A key focus of my research is to help second chance learners connect with their creative energy. I have written several articles and delivered conference papers discussing how unexpected triggers such as chindogu and doodling can help unlock new ways of thinking and making. Another area of my research focuses on how to help students relax when learning to draw. My practice as an artist in drawing and sculpture has been pivotal to developing this research.
I am a distance PhD candidate at Griffith University in Brisbane. My research focus is how the chindogu object can be used to discuss consumerism of the body. I apply this in studio research by creating sculptures of absurd interactive gym equipment using recycled objects. There are direct benefits to my teaching from engaging in this research. For example, student projects with a focus on: applied drawing, chindogu for problem solving and sculptural assemblage. I also apply concepts from my study to discuss notions of usefulness, designed obsolescence and sustainability with learners of all levels.

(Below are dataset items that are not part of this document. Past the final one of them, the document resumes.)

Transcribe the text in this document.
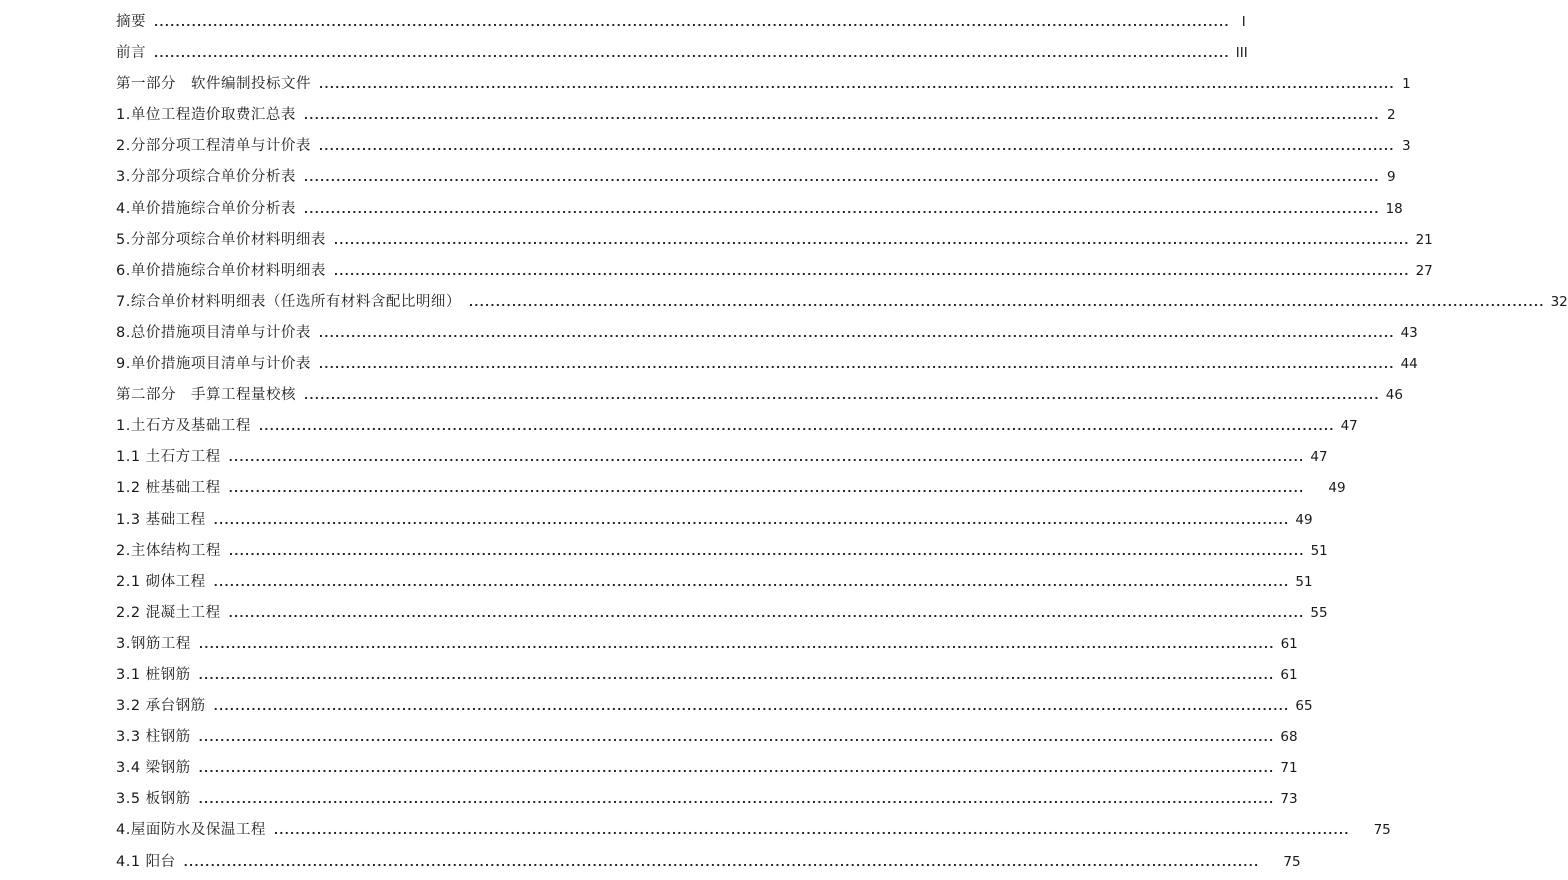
摘要 ........................................................................................................................................................................................................ I
前言 ........................................................................................................................................................................................................ III
第一部分　软件编制投标文件 ........................................................................................................................................................................................................ 1
1.单位工程造价取费汇总表 ........................................................................................................................................................................................................ 2
2.分部分项工程清单与计价表 ........................................................................................................................................................................................................ 3
3.分部分项综合单价分析表 ........................................................................................................................................................................................................ 9
4.单价措施综合单价分析表 ........................................................................................................................................................................................................ 18
5.分部分项综合单价材料明细表 ........................................................................................................................................................................................................ 21
6.单价措施综合单价材料明细表 ........................................................................................................................................................................................................ 27
7.综合单价材料明细表（任选所有材料含配比明细） ........................................................................................................................................................................................................ 32
8.总价措施项目清单与计价表 ........................................................................................................................................................................................................ 43
9.单价措施项目清单与计价表 ........................................................................................................................................................................................................ 44
第二部分　手算工程量校核 ........................................................................................................................................................................................................ 46
1.土石方及基础工程 ........................................................................................................................................................................................................ 47
1.1 土石方工程 ........................................................................................................................................................................................................ 47
1.2 桩基础工程 ........................................................................................................................................................................................................ 49
1.3 基础工程 ........................................................................................................................................................................................................ 49
2.主体结构工程 ........................................................................................................................................................................................................ 51
2.1 砌体工程 ........................................................................................................................................................................................................ 51
2.2 混凝土工程 ........................................................................................................................................................................................................ 55
3.钢筋工程 ........................................................................................................................................................................................................ 61
3.1 桩钢筋 ........................................................................................................................................................................................................ 61
3.2 承台钢筋 ........................................................................................................................................................................................................ 65
3.3 柱钢筋 ........................................................................................................................................................................................................ 68
3.4 梁钢筋 ........................................................................................................................................................................................................ 71
3.5 板钢筋 ........................................................................................................................................................................................................ 73
4.屋面防水及保温工程 ........................................................................................................................................................................................................ 75
4.1 阳台 ........................................................................................................................................................................................................ 75
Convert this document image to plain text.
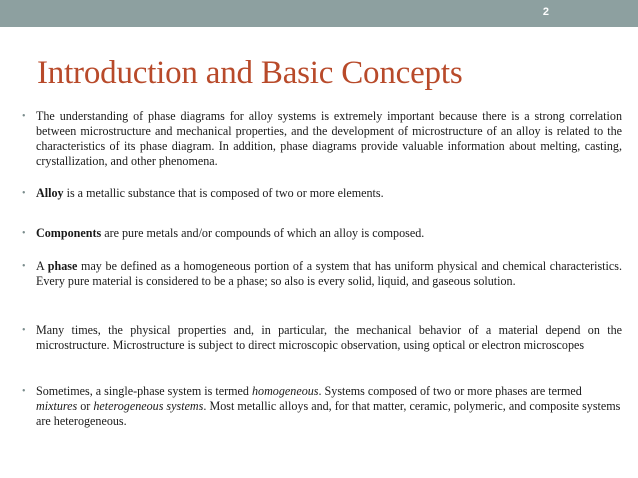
2
Introduction and Basic Concepts
• The understanding of phase diagrams for alloy systems is extremely important because there is a strong correlation between microstructure and mechanical properties, and the development of microstructure of an alloy is related to the characteristics of its phase diagram. In addition, phase diagrams provide valuable information about melting, casting, crystallization, and other phenomena.
• Alloy is a metallic substance that is composed of two or more elements.
• Components are pure metals and/or compounds of which an alloy is composed.
• A phase may be defined as a homogeneous portion of a system that has uniform physical and chemical characteristics. Every pure material is considered to be a phase; so also is every solid, liquid, and gaseous solution.
• Many times, the physical properties and, in particular, the mechanical behavior of a material depend on the microstructure. Microstructure is subject to direct microscopic observation, using optical or electron microscopes
• Sometimes, a single-phase system is termed homogeneous. Systems composed of two or more phases are termed mixtures or heterogeneous systems. Most metallic alloys and, for that matter, ceramic, polymeric, and composite systems are heterogeneous.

My love of teaching has spanned over thirty years in a variety of contexts and with students of differing abilities, gifts and challenges. Whatever else I do in my life I will always keep teaching. I love to see the spark when students grasp a new idea, master a skill, trust in themselves to experiment and confidently go out into the world. Self-assurance is built when learning is accessible. I believe that very few people learn well under stress, yet new challenges need to be offered to learners. To achieve the balance between these two states lies at the heart of a successful learning environment.
Looking to the Future
This prize will provide a wonderful opportunity for me to ‘refuel’ my energy and immerse myself in contemporary creative environments.
I have always wanted to attend the Venice Biennale, a contemporary international art exhibition which will be on next year. I will use some of my prize money to attend this event. I also intend to set aside some of this generous prize toward a future arts residency. I have yet to determine where I would like to go for this.
Peer and student comments
Jane’s supportive enthusiasm has helped me grow she’s the most fabulous teacher
Creative Studies Student Feedback Report, 29/11 /2010.
Jane always presents fantastic lectures, always interesting and engaging. She works one on one with students particularly those who have higher needs, but also pushes students that are already high achievers.
Colleague Feedback Report, 21/11/2010.
Her ultra enthusiasm helps make me enthusiastic about the work
Bachelor of Design Student Feedback Report, 18/7/ 2008.
Always active classes, never boring.
Creative Studies Student Feedback Report, 29/11/2010.
Jane is very good at taking multiple approaches when teaching
Colleague Feedback Report, 15/11/2007.
I loved Jane's way that she brings humour and fun into the class while keeping her professional boundaries
Creative Studies Sculpture, Student Feedback Report, July 2011.
She gets students excited about what they are doing. She gives constructive input to help us improve and she creates a great learning environment
Creative Studies Student Feedback Report, 21 /11/2010.
 Kawakami, K. (1995). Chindogu: 101 Unuseless Japanese Inventions. New York: WW Norton & Company.
 I discuss this concept in my journal article
Chindogu Not so useless after all, International Journal of the Arts in Society, Vol 5, Issue 5, 2011.
 Fleming and Bonwell (2007).
 Entwistle (2000).
 Kolb,D.(1984).Experiential Learning: Experience as the source of learning and development. New Jersey: Prentice Hall.